Trident is a sea-based system, encompassing submarines, missiles and warheads, and it has been backed by both major parties in the U.K. ahead of the general elections, despite growing opposition from voters and lawmakers. “Trident is an obscenity,” Scottish Green Party member and Glasgow lawmaker Patrick Harvie said, according to local news site STV. “Through direct action and through the ballot box we can make the case for the UK to play a new role on the world stage.” 

Members of Scrap Trident gathered to call for the closure of the Faslane base. They had previously spoken with local police officials in early April to ask that they refrain from making arrests at what they promised would be a “peaceful and lawful” protest. A spokesperson for the Ministry of Defense said they recognized the protest as legitimate, but added that the “safety and security of the site will be maintained at all times,” the National reported.

However, on Monday, social media posts from the protests appeared to show police making some arrests. 

An open letter, published in the Guardian, calls for the U.K. to abandon Trident and become the first permanent member of the U.N. Security Council to give up its nuclear weapons in the process.

“Instead of protecting us, hosting nuclear weapons makes us a target for the disaffected. And any accident would lead to a humanitarian disaster. Having nuclear weapons diverts resources and attention from tackling our most urgent security problems, including climate and environmental destruction,” the letter, whose signatories include the band Massive Attack and linguist Noam Chomsky, read.

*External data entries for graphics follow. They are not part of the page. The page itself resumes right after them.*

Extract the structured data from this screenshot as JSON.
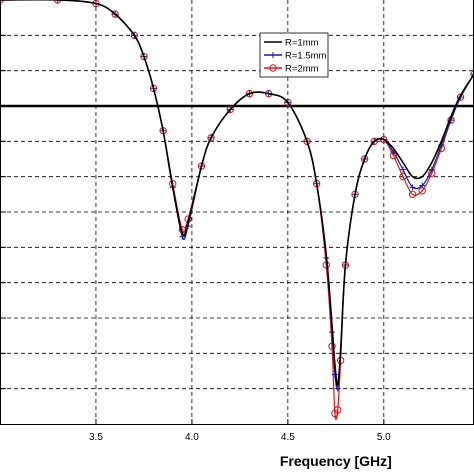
{
  "chart_data": {
    "type": "line",
    "title": "",
    "xlabel": "Frequency [GHz]",
    "ylabel": "",
    "xlim": [
      3.0,
      5.47
    ],
    "x_ticks": [
      3.5,
      4.0,
      4.5,
      5.0
    ],
    "x_tick_labels": [
      "3.5",
      "4.0",
      "4.5",
      "5.0"
    ],
    "ylim": [
      0,
      12
    ],
    "grid": true,
    "grid_style": "dashed",
    "y_tick_labels_visible": false,
    "legend_position": "top-right",
    "reference_line": {
      "y": 9.0,
      "color": "#000000"
    },
    "series": [
      {
        "name": "R=1mm",
        "color": "#000000",
        "marker": "none",
        "x": [
          3.0,
          3.3,
          3.5,
          3.6,
          3.7,
          3.75,
          3.8,
          3.85,
          3.9,
          3.95,
          3.98,
          4.05,
          4.1,
          4.2,
          4.3,
          4.4,
          4.5,
          4.6,
          4.65,
          4.7,
          4.73,
          4.745,
          4.76,
          4.775,
          4.8,
          4.85,
          4.9,
          4.95,
          5.0,
          5.05,
          5.1,
          5.15,
          5.2,
          5.25,
          5.3,
          5.35,
          5.4,
          5.47
        ],
        "y": [
          12.0,
          12.0,
          11.9,
          11.6,
          11.0,
          10.4,
          9.5,
          8.3,
          6.7,
          5.4,
          5.7,
          7.3,
          8.1,
          8.9,
          9.35,
          9.35,
          9.1,
          8.0,
          6.8,
          4.8,
          2.8,
          1.7,
          1.1,
          2.1,
          4.5,
          6.5,
          7.5,
          8.0,
          8.05,
          7.8,
          7.4,
          7.0,
          7.0,
          7.4,
          8.0,
          8.7,
          9.3,
          9.9
        ]
      },
      {
        "name": "R=1.5mm",
        "color": "#1f1fa0",
        "marker": "plus",
        "x": [
          3.0,
          3.3,
          3.5,
          3.6,
          3.7,
          3.75,
          3.8,
          3.85,
          3.9,
          3.95,
          3.98,
          4.05,
          4.1,
          4.2,
          4.3,
          4.4,
          4.5,
          4.6,
          4.65,
          4.7,
          4.73,
          4.745,
          4.76,
          4.775,
          4.8,
          4.85,
          4.9,
          4.95,
          5.0,
          5.05,
          5.1,
          5.15,
          5.2,
          5.25,
          5.3,
          5.35,
          5.4,
          5.47
        ],
        "y": [
          12.0,
          12.0,
          11.9,
          11.6,
          11.0,
          10.4,
          9.5,
          8.3,
          6.7,
          5.3,
          5.6,
          7.3,
          8.1,
          8.9,
          9.35,
          9.35,
          9.1,
          8.0,
          6.8,
          4.7,
          2.6,
          1.4,
          1.0,
          2.0,
          4.5,
          6.5,
          7.5,
          8.0,
          8.05,
          7.7,
          7.2,
          6.7,
          6.75,
          7.2,
          7.9,
          8.6,
          9.25,
          9.9
        ]
      },
      {
        "name": "R=2mm",
        "color": "#d01818",
        "marker": "circle",
        "x": [
          3.0,
          3.3,
          3.5,
          3.6,
          3.7,
          3.75,
          3.8,
          3.85,
          3.9,
          3.95,
          3.98,
          4.05,
          4.1,
          4.2,
          4.3,
          4.4,
          4.5,
          4.6,
          4.65,
          4.7,
          4.73,
          4.745,
          4.76,
          4.775,
          4.8,
          4.85,
          4.9,
          4.95,
          5.0,
          5.05,
          5.1,
          5.15,
          5.2,
          5.25,
          5.3,
          5.35,
          5.4,
          5.47
        ],
        "y": [
          12.0,
          12.0,
          11.9,
          11.6,
          11.0,
          10.4,
          9.5,
          8.3,
          6.8,
          5.5,
          5.8,
          7.3,
          8.1,
          8.9,
          9.35,
          9.35,
          9.1,
          8.0,
          6.8,
          4.5,
          2.2,
          0.3,
          0.4,
          1.8,
          4.5,
          6.5,
          7.5,
          8.0,
          8.05,
          7.6,
          7.0,
          6.5,
          6.6,
          7.1,
          7.8,
          8.6,
          9.25,
          9.9
        ]
      }
    ]
  }
}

Meanwhile, Defense Secretary Michael Fallon accused Labour leader Edward Miliband of being "willing to stab the UK in the back," alleging that Miliband would seek to scrap Trident in order to curry favor with the Scottish National Party (SNP). However, Miliband dismissed the attack as “embarrassing” to Fallon, and reaffirmed his commitment to the Trident program.

Polls suggest that if the U.K.’s ongoing general election ends in a hung parliament, the SNP could emerge as the third-largest party, making it valuable to either of the major parties as a potential coalition partner. SNP leader Nicola Sturgeon has made it clear that any support from the SNP would require a commitment to ending Trident.